Otherwise we intend to purchase immediately as non-residents and then transfer residency.


----------



## BackinFrance

Are you aware that it takes a good 3 months from signing the compromis to the final acte de vente, so your purchase is very likely to be finalized before 2023.

OTOH renting a home in France this year would mean you could make a tax declaration for part of 2022 next May, which could simplify things significantly in terms of taxe d'habitation and taxe foncière, as well as entitling you to many other benefits sooner, such as assistance with making energy efficient modifications to your home, especially since it would reduce your declared income. 8


----------



## BackinFrance

Of course my comment only applies if you can move this year. It would almost certainly be your only opportunity to have a low RFR, revenues fiscale de référence.

Still, the US France tax agreement is very generous, so not perhaps such a big deal for you. And of course it is not easy to find a rental in France, though I do not see why you could not make a tax declaration here even if you are in a holiday rental (others will no doubt correct me).


----------



## Bevdeforges

Even assuming you could find a place to buy and move to France by the end of 2022, in the year you move, you would only declare your worldwide income in France from your move-in/arrival date to the end of the year. 

How the US-France treaty comes into play here depends a bit on what your status is in the US right now (noting the US flag on your info). It's a function of how long you've been living in the US, whether or not you've taken US citizenship and if you haven't, then properly surrendering your "green card" before you leave. But I leave all that to the tax whizzes in the Expat Tax section to explain.

The main "advantage" to renting before you buy on coming to France is that you need to give yourselves a chance to get to know the area you are looking to buy in.
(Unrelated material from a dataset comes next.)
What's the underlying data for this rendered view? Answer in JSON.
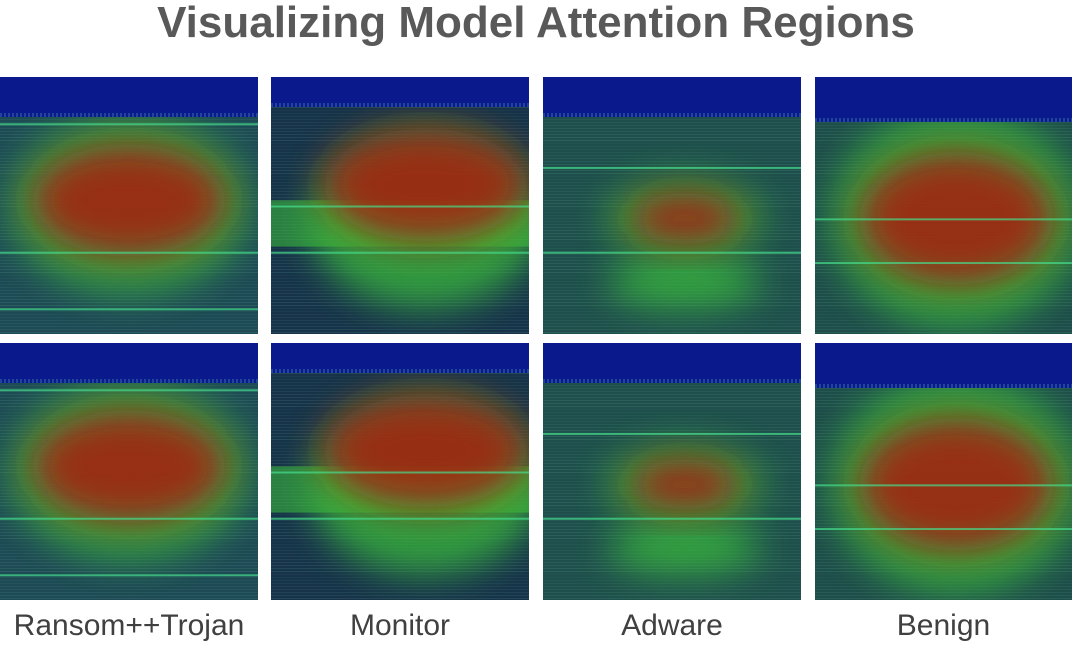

There are well over 30,000 towns in France, and even neighboring towns can have vastly different tax rates (mainly for the taxe fonciere these days), and a different overall "character." Hard to assess that until you've lived in the area for a while. Also, because property doesn't generally turn around nearly as quickly here as it does in the US, if you make a mistake in your first purchase or change your mind about the location, you may find yourselves "stuck" in a place or a house you're not happy with for many months while trying to re-sell. Otherwise, no particular "tax advantages" to renting before you buy.


----------